④ The KimA asserts that the money that he received in his name was transferred to himself by a Chinese trader to himself under the name of a third party by using the Plaintiff’s advance payment for export of scrap metal. The time when the Plaintiff shipped the scrap metal to be exported to a Chinese trader on June 9, 2007 and the last date of shipment is July 27, 2007, and the time when the money was transferred to a third party to the bank account in the name of KimA was June 12, 2007, and thereafter, the money transferred in the name of a third party on September 14, 2007 cannot be deemed as an advance payment for export. In addition, if the Plaintiff’s settlement currency was US US dollars, which was transferred to the Plaintiff’s bank account in the name of KimA, it is difficult to believe that the money was transferred to a third party in the name of a Chinese trader in accordance with the empirical rule, a local currency in Korea.

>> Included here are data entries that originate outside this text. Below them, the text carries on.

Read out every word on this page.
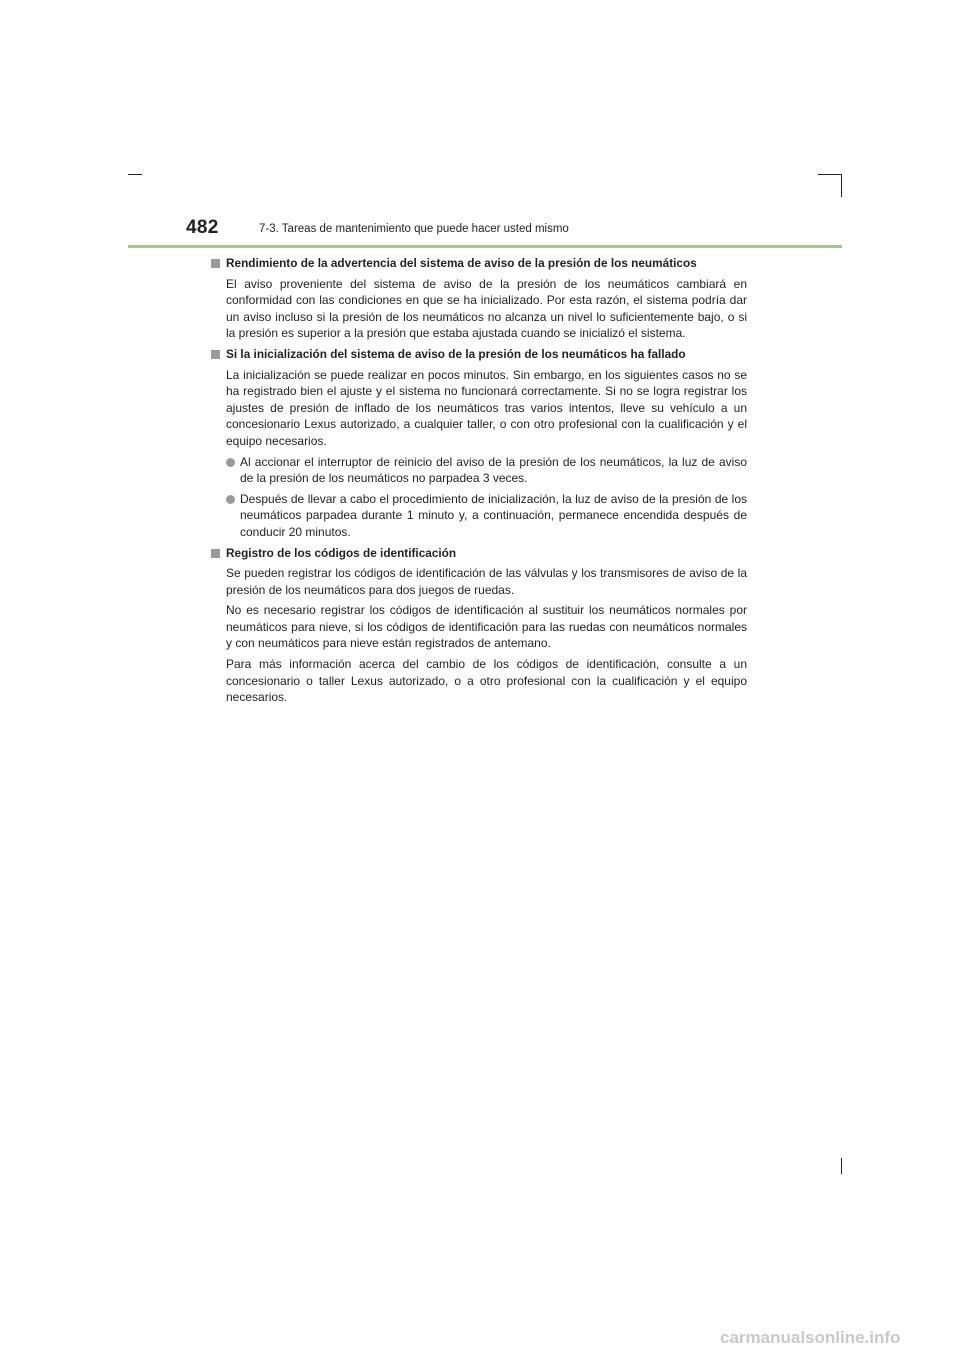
482	7-3. Tareas de mantenimiento que puede hacer usted mismo
Rendimiento de la advertencia del sistema de aviso de la presión de los neumáticos

El aviso proveniente del sistema de aviso de la presión de los neumáticos cambiará en conformidad con las condiciones en que se ha inicializado. Por esta razón, el sistema podría dar un aviso incluso si la presión de los neumáticos no alcanza un nivel lo suficientemente bajo, o si la presión es superior a la presión que estaba ajustada cuando se inicializó el sistema.

Si la inicialización del sistema de aviso de la presión de los neumáticos ha fallado

La inicialización se puede realizar en pocos minutos. Sin embargo, en los siguientes casos no se ha registrado bien el ajuste y el sistema no funcionará correctamente. Si no se logra registrar los ajustes de presión de inflado de los neumáticos tras varios intentos, lleve su vehículo a un concesionario Lexus autorizado, a cualquier taller, o con otro profesional con la cualificación y el equipo necesarios.

Al accionar el interruptor de reinicio del aviso de la presión de los neumáticos, la luz de aviso de la presión de los neumáticos no parpadea 3 veces.
Después de llevar a cabo el procedimiento de inicialización, la luz de aviso de la presión de los neumáticos parpadea durante 1 minuto y, a continuación, permanece encendida después de conducir 20 minutos.
Registro de los códigos de identificación

Se pueden registrar los códigos de identificación de las válvulas y los transmisores de aviso de la presión de los neumáticos para dos juegos de ruedas.

No es necesario registrar los códigos de identificación al sustituir los neumáticos normales por neumáticos para nieve, si los códigos de identificación para las ruedas con neumáticos normales y con neumáticos para nieve están registrados de antemano.

Para más información acerca del cambio de los códigos de identificación, consulte a un concesionario o taller Lexus autorizado, o a otro profesional con la cualificación y el equipo necesarios.

carmanualsonline.info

3) Ultimately, taking into account the aforementioned various circumstances, there may be room to view that the entire scrap metal transaction between the Plaintiff and KimA constitutes a processing transaction rather than a real transaction. However, in conducting the instant tax investigation, the head of Pacific Regional Tax Office recognized that the transaction amounting to KRW 1,17,061,060, which the Plaintiff transferred to KimA from July 11, 2007 to August 16, 2007, was a real transaction and determined as a processing transaction only for KRW 1,759,367,610, the difference between the Plaintiff and KimA company and KRW 583,915,045, which is the difference between the said amount and KRW 583,915,045. Accordingly, each of the dispositions of this case, which was not included in necessary expenses, is legitimate.
3.In conclusion
Therefore, the plaintiff's claim of this case is dismissed as it is without merit. It is so decided as per Disposition.